In the past, Operation Gadget defined a niche at the intersection of gadgets and the technology used in sports. With that in mind, there has never been a mobile phone product announcement as significant as the iPhone 5s was to this site’s target audience.
For years, my friends and I have applied one gadget after another to the tasks of measuring our fitness and helping ourselves to discover the best uses of our exercise time. When the technology allowed it, we started carrying Smartphones– in some cases, as accessories to heart rate monitors, providing GPS documentation of our outdoor exercise routes.
We were doing this long before services like MapMyRide, RunKeeper, Strava, Nike+ or DailyBurn. But since fitness measurement apps made the jump from notebook computers to the Smartphone, and some of these social fitness services became truly practical, we’ve noticed use of any of them results in vastly accelerated battery consumption on our phones.
The iPhone 5s may be the first Smartphone that’s explicitly designed to track user activity with minimal use of the CPU. Apple says, thanks to the M7 co-processor on the 5s, these activity logging functions, in the form of inputs from the embedded accelerometer, compass and gyroscope, will consumer far less power per unit time. It was not clear if the GPS could be driven primarily from the M7, but the GPS can probably be used in bursts if the other inputs are used to capture motion on a more continuous basis.

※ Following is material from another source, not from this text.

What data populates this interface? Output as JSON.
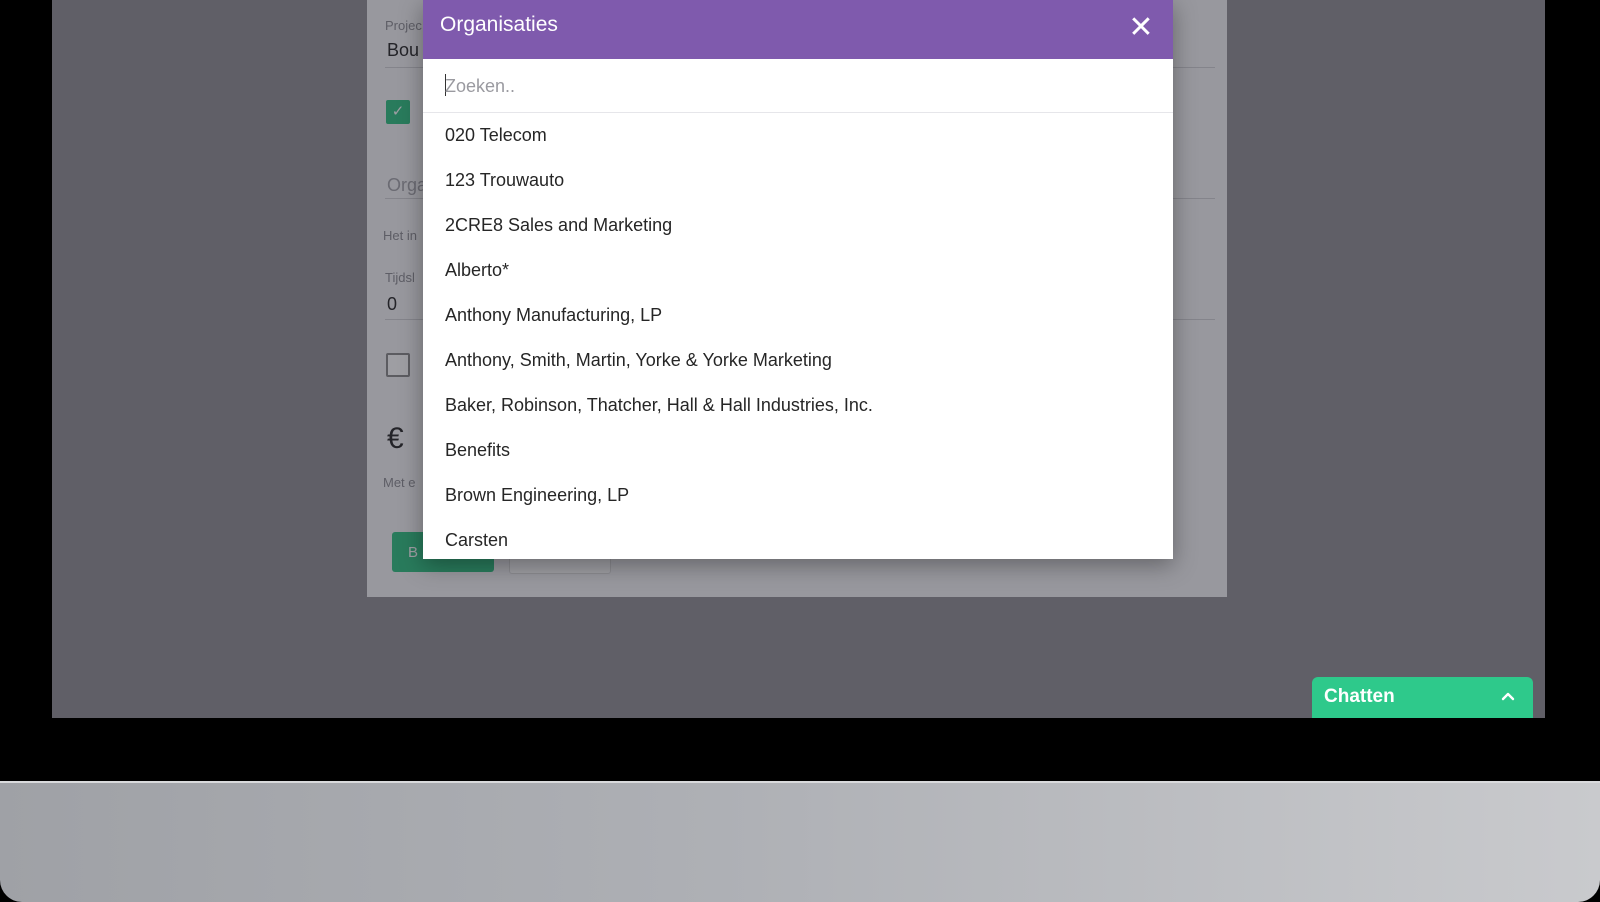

Anyone who has really studied fitness tracking application development can project what developers will do with this sort of technology. Apple illustrated this by referring to Nike+ Move app, which they did not demonstrate, apart from presenting a screenshot.
The biggest issue is whether developers with significant installed bases on non-iOS devices will thoroughly optimize their apps for the iPhone 5s or not. We also must keep in mind that the existing iPhone 5 and the brand new 5c do not have the M7 co-processor. So optimization will have to be different even within the iPhone 5 family.
In spite of this, it would be crazy for me to conclude anything other than this phone is a must-have for fitness app junkies, until such time as the handset powers that be on the Android and Windows Phone platforms figure out a way to mimic some of these features.
I hope to bring you some in depth analysis of what’s happening on the iPhone 5s in the near future. Job One is to find a way to acquire the model I want to replace my iPhone 4s.